Once you have a map together, the rest of the Travel rules respond to the variable terrain as the party travels over it. While you can skip stuff that's not important to your game, you can use the full rules to play a procedural hexcrawl and explore a fantastic landscape. There are rules covering Weather, Encounters, Getting Lost, Movement, Vision, and Exposure.

  • Weather is influenced by the terrain, and other factors such as season and latitude. It's based on separate sliders for Temperature, Water, and Wind.
  • Encounters provide general suggestions, since it's a universal system. The terrain affects your chances of encountering either Creatures or Characters. I've tried to make sure each Encounter is more than just flavour, and the Character Encounters have hooks to help get the PCs involved.
  • Getting Lost is a possibility in some terrain, with mountains and forests disorienting and misdirecting travellers. Use of the appropriate Abilities will make sure you go the way you intend, and don't just walk in circles.

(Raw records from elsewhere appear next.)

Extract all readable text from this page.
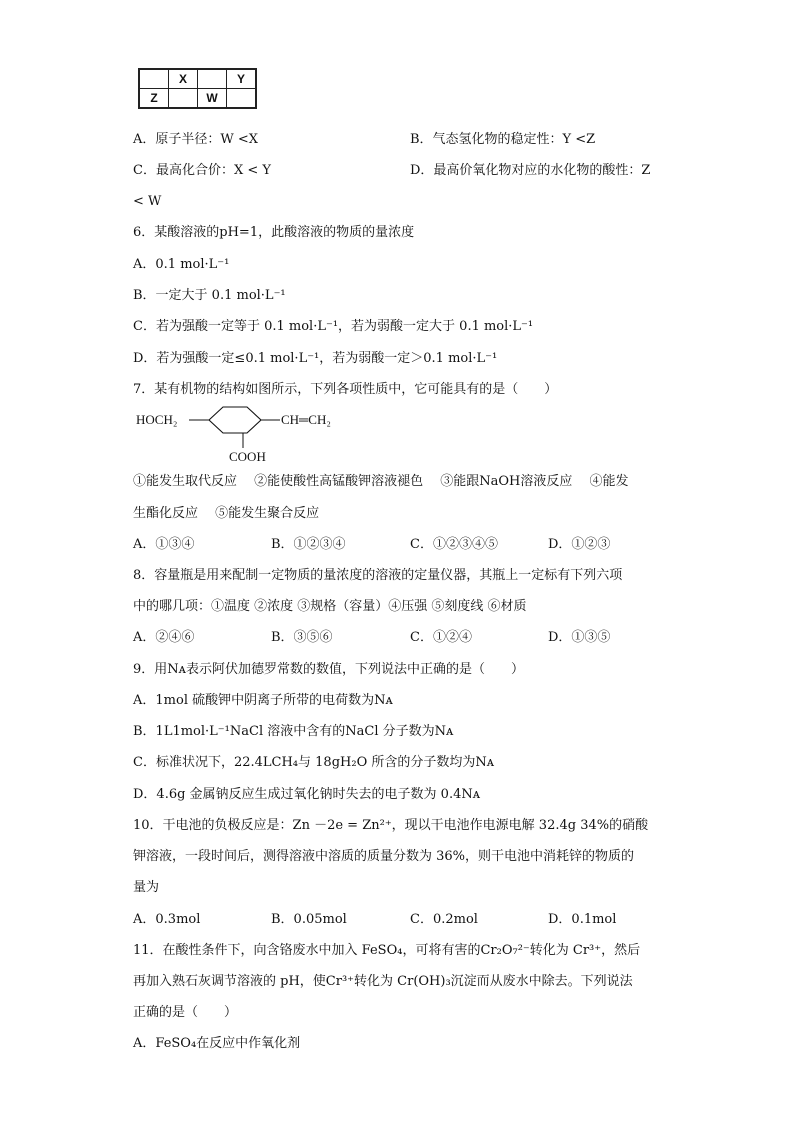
	X		Y
Z		W	
A．原子半径：W <X	B．气态氢化物的稳定性：Y <Z
C．最高化合价：X < Y	D．最高价氧化物对应的水化物的酸性：Z
< W
6．某酸溶液的pH=1，此酸溶液的物质的量浓度
A．0.1 mol·L⁻¹
B．一定大于 0.1 mol·L⁻¹
C．若为强酸一定等于 0.1 mol·L⁻¹，若为弱酸一定大于 0.1 mol·L⁻¹
D．若为强酸一定≤0.1 mol·L⁻¹，若为弱酸一定＞0.1 mol·L⁻¹
7．某有机物的结构如图所示，下列各项性质中，它可能具有的是（　　）
HOCH₂	CH═CH₂
COOH
①能发生取代反应　 ②能使酸性高锰酸钾溶液褪色　 ③能跟NaOH溶液反应　 ④能发
生酯化反应　 ⑤能发生聚合反应
A．①③④	B．①②③④	C．①②③④⑤	D．①②③
8．容量瓶是用来配制一定物质的量浓度的溶液的定量仪器，其瓶上一定标有下列六项
中的哪几项：①温度 ②浓度 ③规格（容量）④压强 ⑤刻度线 ⑥材质
A．②④⑥	B．③⑤⑥	C．①②④	D．①③⑤
9．用Nᴀ表示阿伏加德罗常数的数值，下列说法中正确的是（　　）
A．1mol 硫酸钾中阴离子所带的电荷数为Nᴀ
B．1L1mol·L⁻¹NaCl 溶液中含有的NaCl 分子数为Nᴀ
C．标准状况下，22.4LCH₄与 18gH₂O 所含的分子数均为Nᴀ
D．4.6g 金属钠反应生成过氧化钠时失去的电子数为 0.4Nᴀ
10．干电池的负极反应是：Zn －2e = Zn²⁺，现以干电池作电源电解 32.4g 34%的硝酸
钾溶液，一段时间后，测得溶液中溶质的质量分数为 36%，则干电池中消耗锌的物质的
量为
A．0.3mol	B．0.05mol	C．0.2mol	D．0.1mol
11．在酸性条件下，向含铬废水中加入 FeSO₄，可将有害的Cr₂O₇²⁻转化为 Cr³⁺，然后
再加入熟石灰调节溶液的 pH，使Cr³⁺转化为 Cr(OH)₃沉淀而从废水中除去。下列说法
正确的是（　　）
A．FeSO₄在反应中作氧化剂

  • Movement uses the characters' normal Movement rate on the World Map over a 12 hour period. However, travelling too much can sap Endurance, so it's often wise to slow down a bit unless you really need to be somewhere.
  • Vision is a key element when exploring new areas. As the party progresses, the GM can fill in the Players' Map with just the areas they can see. You can usually see all the adjacent hexes. Some terrain and weather obscures vision, but mountainous terrain can be seen from further away than usual.
  • Exposure is a risk if the weather is particularly hot or cold. It drains Endurance, which can make travelling more difficult and eventually prove fatal.

This flexible and adaptable system is designed to help you create and explore your own worlds, whatever they might look like.